VR SecureGo plus
- Bewertung
- 4,6
- Downloads
- 5.000.000+
- Alter
- USK ab 0 Jahren
Zusätzliche Informationen
- App-Name
- VR SecureGo plus
- Kategorie
- Finanzen
- Paketname
- de.fiduciagad.securego.vr
- Entwickler
- Atruvia AG
- Bewertung
- 4,6
- Version
- 4.2.3
Analyse von Appcrazy
Wer zum ersten Mal eine Banking-App mit einer zusätzlichen Freigabe-App verbindet, erwartet oft einen komplizierten Sicherheitsparcours. Genau hier setzt VR SecureGo plus an: Die App von Atruvia AG ist für die Authentifizierung von Banking- und Kreditkarten-Transaktionen gedacht. In meinem Alltag wirkt sie weniger wie eine klassische Finanz-App und mehr wie ein digitaler Schlüssel, den ich nur dann brauche, wenn eine Zahlung oder ein Auftrag bestätigt werden soll.

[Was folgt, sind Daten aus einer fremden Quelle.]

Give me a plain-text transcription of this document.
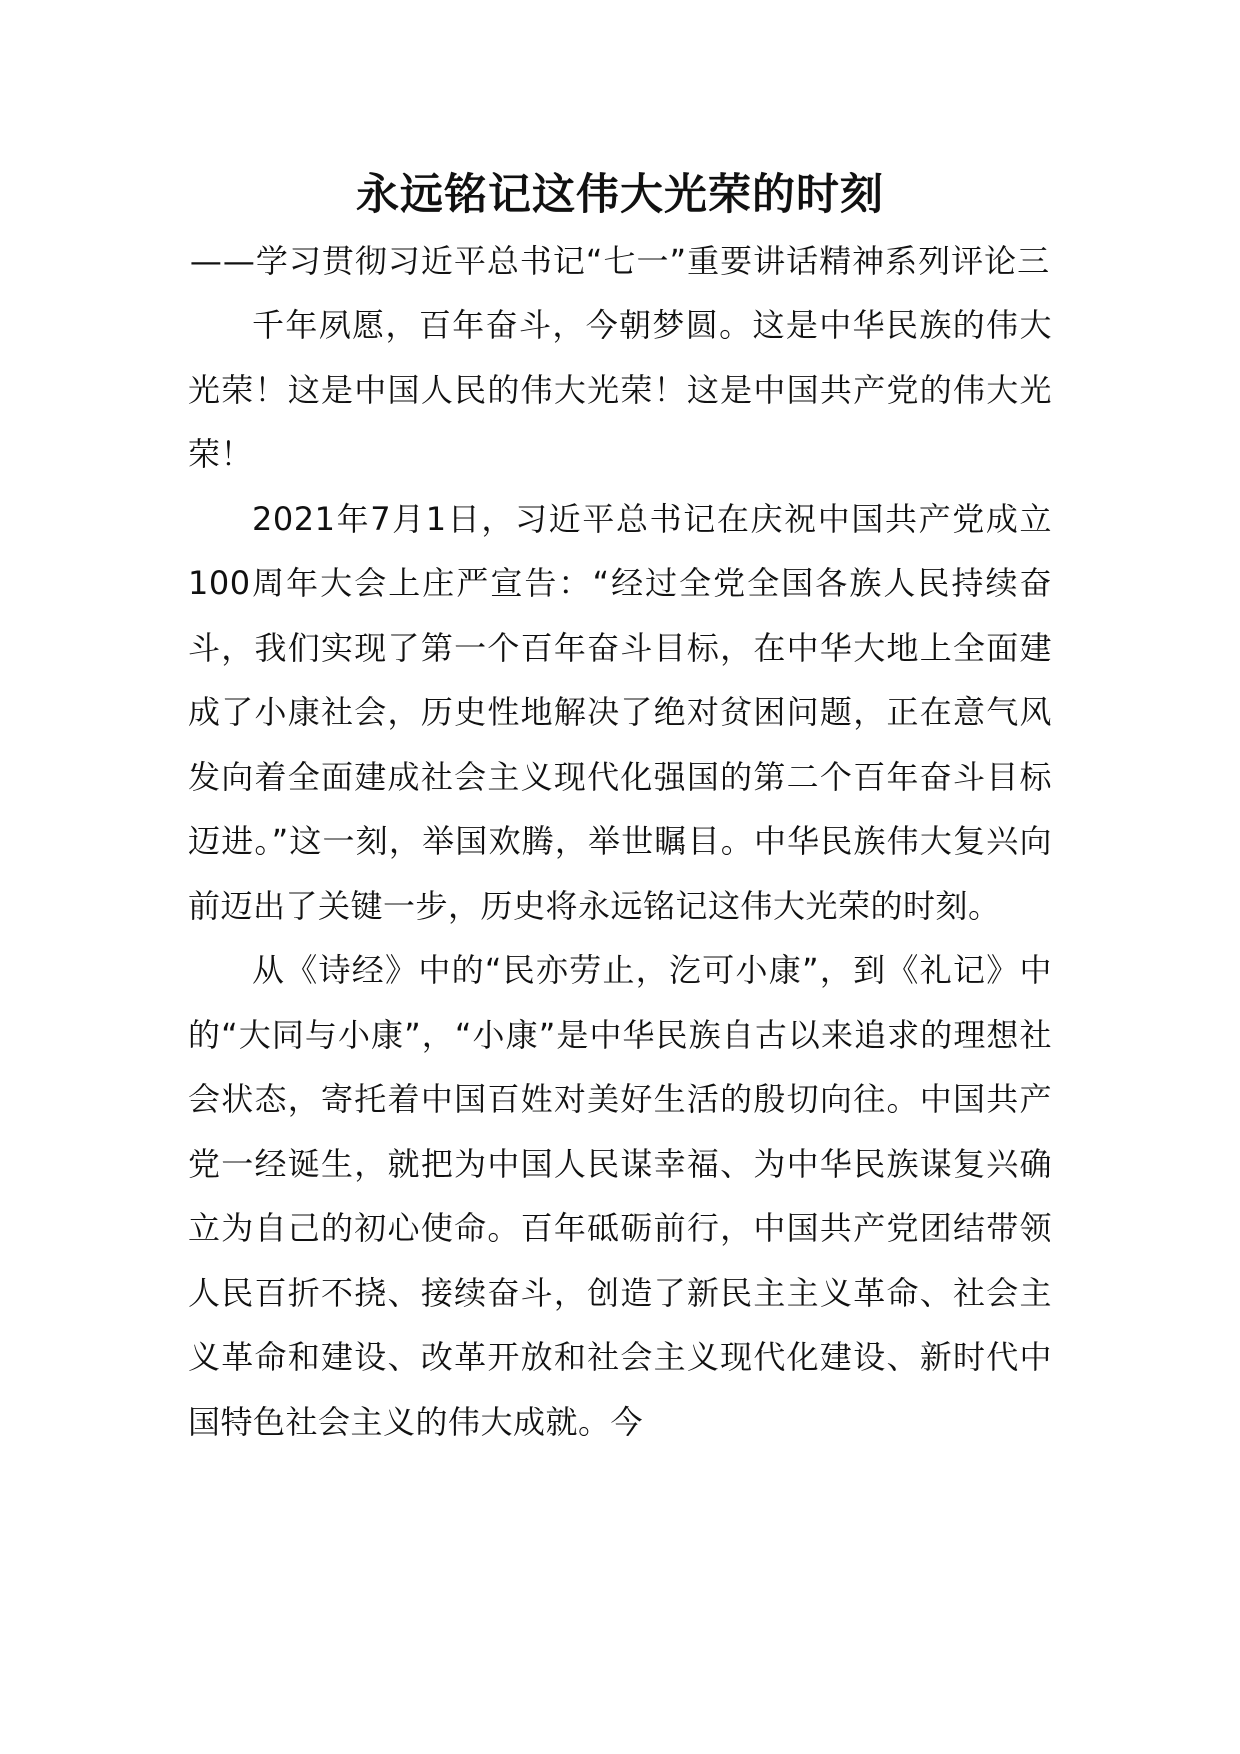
永远铭记这伟大光荣的时刻

——学习贯彻习近平总书记“七一”重要讲话精神系列评论三

千年夙愿，百年奋斗，今朝梦圆。这是中华民族的伟大光荣！这是中国人民的伟大光荣！这是中国共产党的伟大光荣！

2021年7月1日，习近平总书记在庆祝中国共产党成立100周年大会上庄严宣告：“经过全党全国各族人民持续奋斗，我们实现了第一个百年奋斗目标，在中华大地上全面建成了小康社会，历史性地解决了绝对贫困问题，正在意气风发向着全面建成社会主义现代化强国的第二个百年奋斗目标迈进。”这一刻，举国欢腾，举世瞩目。中华民族伟大复兴向前迈出了关键一步，历史将永远铭记这伟大光荣的时刻。

从《诗经》中的“民亦劳止，汔可小康”，到《礼记》中的“大同与小康”，“小康”是中华民族自古以来追求的理想社会状态，寄托着中国百姓对美好生活的殷切向往。中国共产党一经诞生，就把为中国人民谋幸福、为中华民族谋复兴确立为自己的初心使命。百年砥砺前行，中国共产党团结带领人民百折不挠、接续奋斗，创造了新民主主义革命、社会主义革命和建设、改革开放和社会主义现代化建设、新时代中国特色社会主义的伟大成就。今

Das ist zunächst ein wichtiger Unterschied. Ich sehe darin keine Kontoumsätze, verwalte kein Budget und erledige dort auch keine Überweisung. Die eigentliche Bankanwendung bleibt der Ort, an dem ich meinen Auftrag eingebe. VR SecureGo plus kommt danach ins Spiel und hilft mir, die Aktion sicher zu bestätigen. Wer diese Aufgabenteilung versteht, findet sich deutlich schneller zurecht.
Die Anwendung ist kostenlos und gehört zur Kategorie der Finanz-Apps. Mit einer durchschnittlichen Bewertung von 4,6 bei rund 234.000 Bewertungen und mehr als 5 Millionen Installationen ist sie offenkundig bei vielen Bankkunden im Einsatz. Die Altersfreigabe liegt bei USK ab 0 Jahren. Für die Nutzung wird mindestens iOS oder Android in Version 10 benötigt; aktuell ist die Version 4.2.3. Diese Angaben sind vor allem dann praktisch, wenn ich ein älteres Smartphone weiterverwenden möchte.

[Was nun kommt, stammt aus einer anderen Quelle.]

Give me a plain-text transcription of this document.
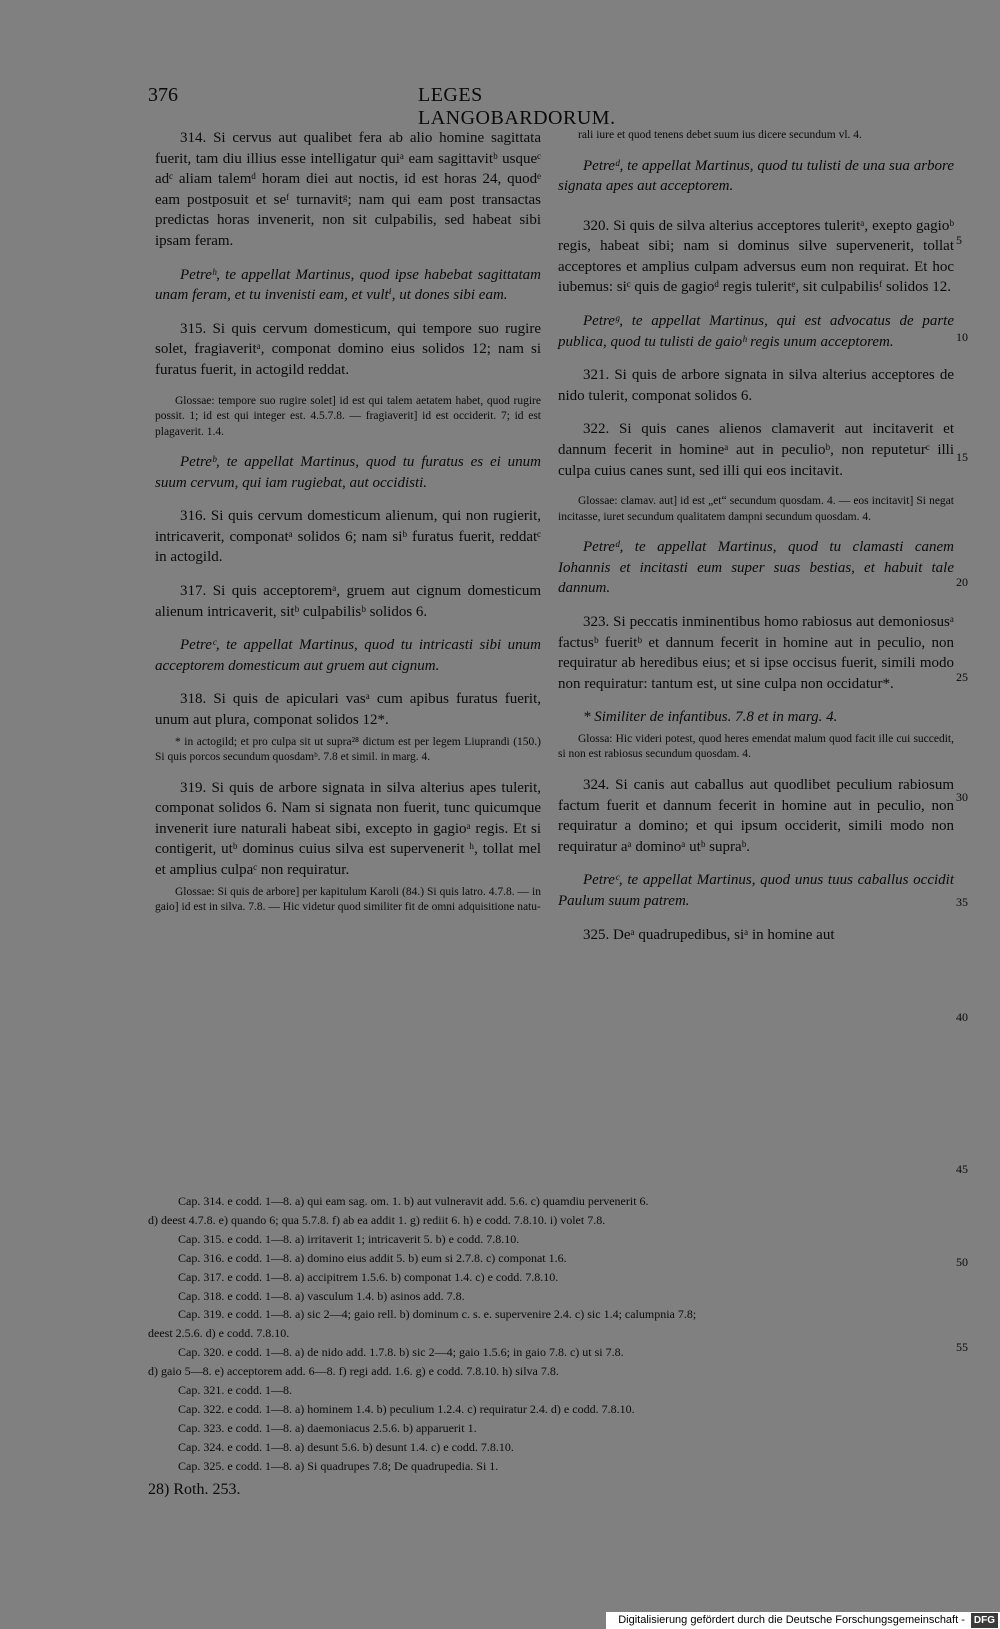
376	LEGES LANGOBARDORUM.
314. Si cervus aut qualibet fera ab alio homine sagittata fuerit, tam diu illius esse intelligatur quiᵃ eam sagittavitᵇ usqueᶜ adᶜ aliam talemᵈ horam diei aut noctis, id est horas 24, quodᵉ eam postposuit et seᶠ turnavitᵍ; nam qui eam post transactas predictas horas invenerit, non sit culpabilis, sed habeat sibi ipsam feram.
Petreʰ, te appellat Martinus, quod ipse habebat sagittatam unam feram, et tu invenisti eam, et vultⁱ, ut dones sibi eam.
315. Si quis cervum domesticum, qui tempore suo rugire solet, fragiaveritᵃ, componat domino eius solidos 12; nam si furatus fuerit, in actogild reddat.
Glossae: tempore suo rugire solet] id est qui talem aetatem habet, quod rugire possit. 1; id est qui integer est. 4.5.7.8. — fragiaverit] id est occiderit. 7; id est plagaverit. 1.4.
Petreᵇ, te appellat Martinus, quod tu furatus es ei unum suum cervum, qui iam rugiebat, aut occidisti.
316. Si quis cervum domesticum alienum, qui non rugierit, intricaverit, componatᵃ solidos 6; nam siᵇ furatus fuerit, reddatᶜ in actogild.
317. Si quis acceptoremᵃ, gruem aut cignum domesticum alienum intricaverit, sitᵇ culpabilisᵇ solidos 6.
Petreᶜ, te appellat Martinus, quod tu intricasti sibi unum acceptorem domesticum aut gruem aut cignum.
318. Si quis de apiculari vasᵃ cum apibus furatus fuerit, unum aut plura, componat solidos 12*.
* in actogild; et pro culpa sit ut supra²⁸ dictum est per legem Liuprandi (150.) Si quis porcos secundum quosdamᵇ. 7.8 et simil. in marg. 4.
319. Si quis de arbore signata in silva alterius apes tulerit, componat solidos 6. Nam si signata non fuerit, tunc quicumque invenerit iure naturali habeat sibi, excepto in gagioᵃ regis. Et si contigerit, utᵇ dominus cuius silva est supervenerit ʰ, tollat mel et amplius culpaᶜ non requiratur.
Glossae: Si quis de arbore] per kapitulum Karoli (84.) Si quis latro. 4.7.8. — in gaio] id est in silva. 7.8. — Hic videtur quod similiter fit de omni adquisitione natu-
rali iure et quod tenens debet suum ius dicere secundum vl. 4.
Petreᵈ, te appellat Martinus, quod tu tulisti de una sua arbore signata apes aut acceptorem.
320. Si quis de silva alterius acceptores tuleritᵃ, exepto gagioᵇ regis, habeat sibi; nam si dominus silve supervenerit, tollat acceptores et amplius culpam adversus eum non requirat. Et hoc iubemus: siᶜ quis de gagioᵈ regis tuleritᵉ, sit culpabilisᶠ solidos 12.
Petreᵍ, te appellat Martinus, qui est advocatus de parte publica, quod tu tulisti de gaioʰ regis unum acceptorem.
321. Si quis de arbore signata in silva alterius acceptores de nido tulerit, componat solidos 6.
322. Si quis canes alienos clamaverit aut incitaverit et dannum fecerit in homineᵃ aut in peculioᵇ, non reputeturᶜ illi culpa cuius canes sunt, sed illi qui eos incitavit.
Glossae: clamav. aut] id est „et“ secundum quosdam. 4. — eos incitavit] Si negat incitasse, iuret secundum qualitatem dampni secundum quosdam. 4.
Petreᵈ, te appellat Martinus, quod tu clamasti canem Iohannis et incitasti eum super suas bestias, et habuit tale dannum.
323. Si peccatis inminentibus homo rabiosus aut demoniosusᵃ factusᵇ fueritᵇ et dannum fecerit in homine aut in peculio, non requiratur ab heredibus eius; et si ipse occisus fuerit, simili modo non requiratur: tantum est, ut sine culpa non occidatur*.
* Similiter de infantibus. 7.8 et in marg. 4.
Glossa: Hic videri potest, quod heres emendat malum quod facit ille cui succedit, si non est rabiosus secundum quosdam. 4.
324. Si canis aut caballus aut quodlibet peculium rabiosum factum fuerit et dannum fecerit in homine aut in peculio, non requiratur a domino; et qui ipsum occiderit, simili modo non requiratur aᵃ dominoᵃ utᵇ supraᵇ.
Petreᶜ, te appellat Martinus, quod unus tuus caballus occidit Paulum suum patrem.
325. Deᵃ quadrupedibus, siᵃ in homine aut
5
10
15
20
25
30
35
40
45
50
55
Cap. 314. e codd. 1—8. a) qui eam sag. om. 1. b) aut vulneravit add. 5.6. c) quamdiu pervenerit 6.
d) deest 4.7.8. e) quando 6; qua 5.7.8. f) ab ea addit 1. g) rediit 6. h) e codd. 7.8.10. i) volet 7.8.
Cap. 315. e codd. 1—8. a) irritaverit 1; intricaverit 5. b) e codd. 7.8.10.
Cap. 316. e codd. 1—8. a) domino eius addit 5. b) eum si 2.7.8. c) componat 1.6.
Cap. 317. e codd. 1—8. a) accipitrem 1.5.6. b) componat 1.4. c) e codd. 7.8.10.
Cap. 318. e codd. 1—8. a) vasculum 1.4. b) asinos add. 7.8.
Cap. 319. e codd. 1—8. a) sic 2—4; gaio rell. b) dominum c. s. e. supervenire 2.4. c) sic 1.4; calumpnia 7.8;
deest 2.5.6. d) e codd. 7.8.10.
Cap. 320. e codd. 1—8. a) de nido add. 1.7.8. b) sic 2—4; gaio 1.5.6; in gaio 7.8. c) ut si 7.8.
d) gaio 5—8. e) acceptorem add. 6—8. f) regi add. 1.6. g) e codd. 7.8.10. h) silva 7.8.
Cap. 321. e codd. 1—8.
Cap. 322. e codd. 1—8. a) hominem 1.4. b) peculium 1.2.4. c) requiratur 2.4. d) e codd. 7.8.10.
Cap. 323. e codd. 1—8. a) daemoniacus 2.5.6. b) apparuerit 1.
Cap. 324. e codd. 1—8. a) desunt 5.6. b) desunt 1.4. c) e codd. 7.8.10.
Cap. 325. e codd. 1—8. a) Si quadrupes 7.8; De quadrupedia. Si 1.
28) Roth. 253.
Digitalisierung gefördert durch die Deutsche Forschungsgemeinschaft - DFG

Was mich nach der Installation erwartet
Nach dem Start sollte ich nicht erwarten, sofort eine Übersicht meiner Finanzen zu sehen. Die App ist bewusst auf Freigaben konzentriert. Das macht die Oberfläche überschaubar, kann aber anfangs irritieren, wenn ich aus einer normalen Banking-App eine zweite Anwendung öffne und dort keine Konten finde.
Der wichtigste Gedanke lautet deshalb: Die Bank-App erstellt den Auftrag, VR SecureGo plus bestätigt ihn. Diese Trennung ist im Alltag sinnvoll, weil ich die Freigabe nicht einfach nebenbei erledige. Ich kann den angezeigten Vorgang prüfen und entscheide erst danach, ob ich ihn bestätige. Gerade bei einer Online-Überweisung oder einem Kartenvorgang sollte ich mir angewöhnen, Empfänger, Betrag und Anlass wirklich zu vergleichen, statt reflexartig auf die Bestätigung zu tippen.

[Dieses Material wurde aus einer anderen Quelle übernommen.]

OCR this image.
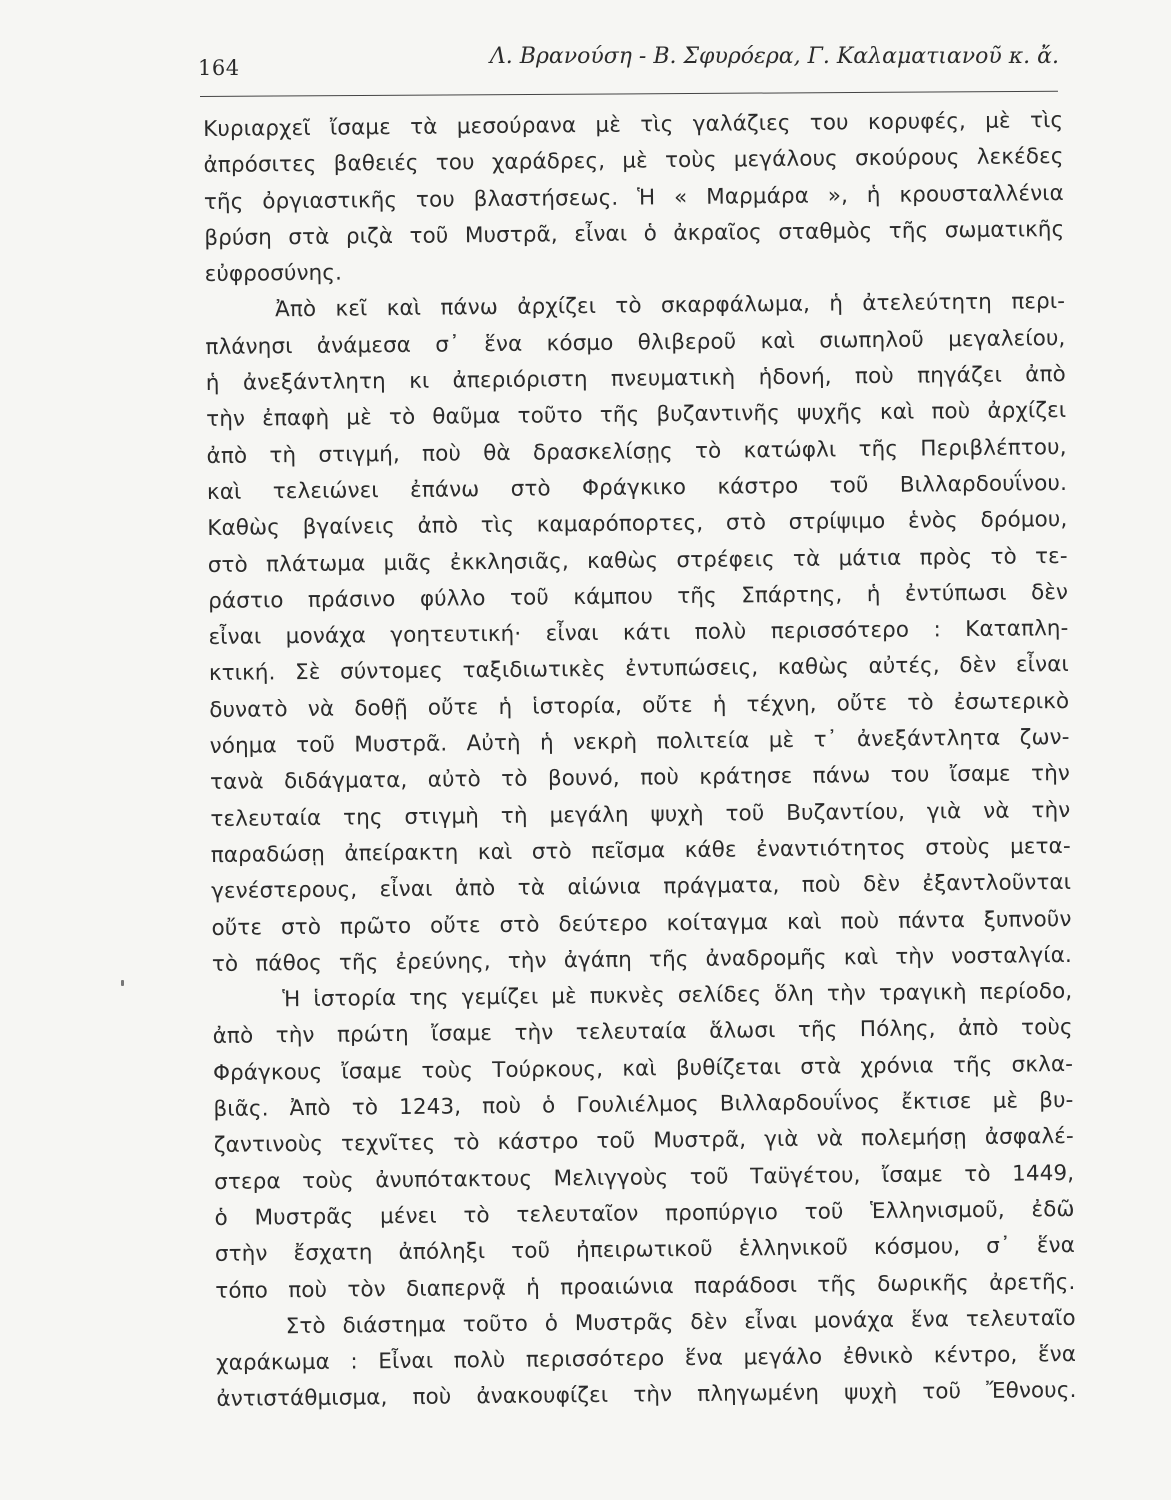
164	Λ. Βρανούση - Β. Σφυρόερα, Γ. Καλαματιανοῦ κ. ἄ.
Κυριαρχεῖ ἴσαμε τὰ μεσούρανα μὲ τὶς γαλάζιες του κορυφές, μὲ τὶς
ἀπρόσιτες βαθειές του χαράδρες, μὲ τοὺς μεγάλους σκούρους λεκέδες
τῆς ὀργιαστικῆς του βλαστήσεως. Ἡ « Μαρμάρα », ἡ κρουσταλλένια
βρύση στὰ ριζὰ τοῦ Μυστρᾶ, εἶναι ὁ ἀκραῖος σταθμὸς τῆς σωματικῆς
εὐφροσύνης.
Ἀπὸ κεῖ καὶ πάνω ἀρχίζει τὸ σκαρφάλωμα, ἡ ἀτελεύτητη περι-
πλάνησι ἀνάμεσα σ᾿ ἕνα κόσμο θλιβεροῦ καὶ σιωπηλοῦ μεγαλείου,
ἡ ἀνεξάντλητη κι ἀπεριόριστη πνευματικὴ ἡδονή, ποὺ πηγάζει ἀπὸ
τὴν ἐπαφὴ μὲ τὸ θαῦμα τοῦτο τῆς βυζαντινῆς ψυχῆς καὶ ποὺ ἀρχίζει
ἀπὸ τὴ στιγμή, ποὺ θὰ δρασκελίσῃς τὸ κατώφλι τῆς Περιβλέπτου,
καὶ τελειώνει ἐπάνω στὸ Φράγκικο κάστρο τοῦ Βιλλαρδουΐνου.
Καθὼς βγαίνεις ἀπὸ τὶς καμαρόπορτες, στὸ στρίψιμο ἑνὸς δρόμου,
στὸ πλάτωμα μιᾶς ἐκκλησιᾶς, καθὼς στρέφεις τὰ μάτια πρὸς τὸ τε-
ράστιο πράσινο φύλλο τοῦ κάμπου τῆς Σπάρτης, ἡ ἐντύπωσι δὲν
εἶναι μονάχα γοητευτική· εἶναι κάτι πολὺ περισσότερο : Καταπλη-
κτική. Σὲ σύντομες ταξιδιωτικὲς ἐντυπώσεις, καθὼς αὐτές, δὲν εἶναι
δυνατὸ νὰ δοθῇ οὔτε ἡ ἱστορία, οὔτε ἡ τέχνη, οὔτε τὸ ἐσωτερικὸ
νόημα τοῦ Μυστρᾶ. Αὐτὴ ἡ νεκρὴ πολιτεία μὲ τ᾿ ἀνεξάντλητα ζων-
τανὰ διδάγματα, αὐτὸ τὸ βουνό, ποὺ κράτησε πάνω του ἴσαμε τὴν
τελευταία της στιγμὴ τὴ μεγάλη ψυχὴ τοῦ Βυζαντίου, γιὰ νὰ τὴν
παραδώσῃ ἀπείρακτη καὶ στὸ πεῖσμα κάθε ἐναντιότητος στοὺς μετα-
γενέστερους, εἶναι ἀπὸ τὰ αἰώνια πράγματα, ποὺ δὲν ἐξαντλοῦνται
οὔτε στὸ πρῶτο οὔτε στὸ δεύτερο κοίταγμα καὶ ποὺ πάντα ξυπνοῦν
τὸ πάθος τῆς ἐρεύνης, τὴν ἀγάπη τῆς ἀναδρομῆς καὶ τὴν νοσταλγία.
Ἡ ἱστορία της γεμίζει μὲ πυκνὲς σελίδες ὅλη τὴν τραγικὴ περίοδο,
ἀπὸ τὴν πρώτη ἴσαμε τὴν τελευταία ἅλωσι τῆς Πόλης, ἀπὸ τοὺς
Φράγκους ἴσαμε τοὺς Τούρκους, καὶ βυθίζεται στὰ χρόνια τῆς σκλα-
βιᾶς. Ἀπὸ τὸ 1243, ποὺ ὁ Γουλιέλμος Βιλλαρδουΐνος ἔκτισε μὲ βυ-
ζαντινοὺς τεχνῖτες τὸ κάστρο τοῦ Μυστρᾶ, γιὰ νὰ πολεμήσῃ ἀσφαλέ-
στερα τοὺς ἀνυπότακτους Μελιγγοὺς τοῦ Ταϋγέτου, ἴσαμε τὸ 1449,
ὁ Μυστρᾶς μένει τὸ τελευταῖον προπύργιο τοῦ Ἑλληνισμοῦ, ἐδῶ
στὴν ἔσχατη ἀπόληξι τοῦ ἠπειρωτικοῦ ἑλληνικοῦ κόσμου, σ᾿ ἕνα
τόπο ποὺ τὸν διαπερνᾷ ἡ προαιώνια παράδοσι τῆς δωρικῆς ἀρετῆς.
Στὸ διάστημα τοῦτο ὁ Μυστρᾶς δὲν εἶναι μονάχα ἕνα τελευταῖο
χαράκωμα : Εἶναι πολὺ περισσότερο ἕνα μεγάλο ἐθνικὸ κέντρο, ἕνα
ἀντιστάθμισμα, ποὺ ἀνακουφίζει τὴν πληγωμένη ψυχὴ τοῦ Ἔθνους.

Ein praktischer Vorteil dieser Rolle ist die geringe Ablenkung. Es gibt keine Nachrichten, Angebote oder Finanzdiagramme, die mich vom eigentlichen Sicherheitsmoment wegführen. Für mich fühlt sich das eher wie ein Werkzeug für einen einzelnen Schritt an als wie eine weitere App, die ständig Aufmerksamkeit verlangt.
Gleichzeitig hängt der Nutzen stark davon ab, wie gut die zugehörige Bankanwendung mit dem Verfahren zusammenspielt. Wer eine vollständig eigenständige Banking-Lösung sucht, wird hier nicht fündig. Auch Menschen, die möglichst wenige Apps auf ihrem Smartphone haben möchten, sollten bedenken, dass die Freigabe-App eine zusätzliche Station im Ablauf ist.
Für wen die Lösung besonders gut passt
Ich halte sie vor allem für Bankkunden geeignet, die ihre täglichen Bankgeschäfte bereits digital erledigen und eine getrennte Bestätigung für Aufträge benötigen. Das gilt etwa für Überweisungen am Smartphone, Kartentransaktionen im Internet oder andere Vorgänge, bei denen die Bank eine zusätzliche Authentifizierung verlangt.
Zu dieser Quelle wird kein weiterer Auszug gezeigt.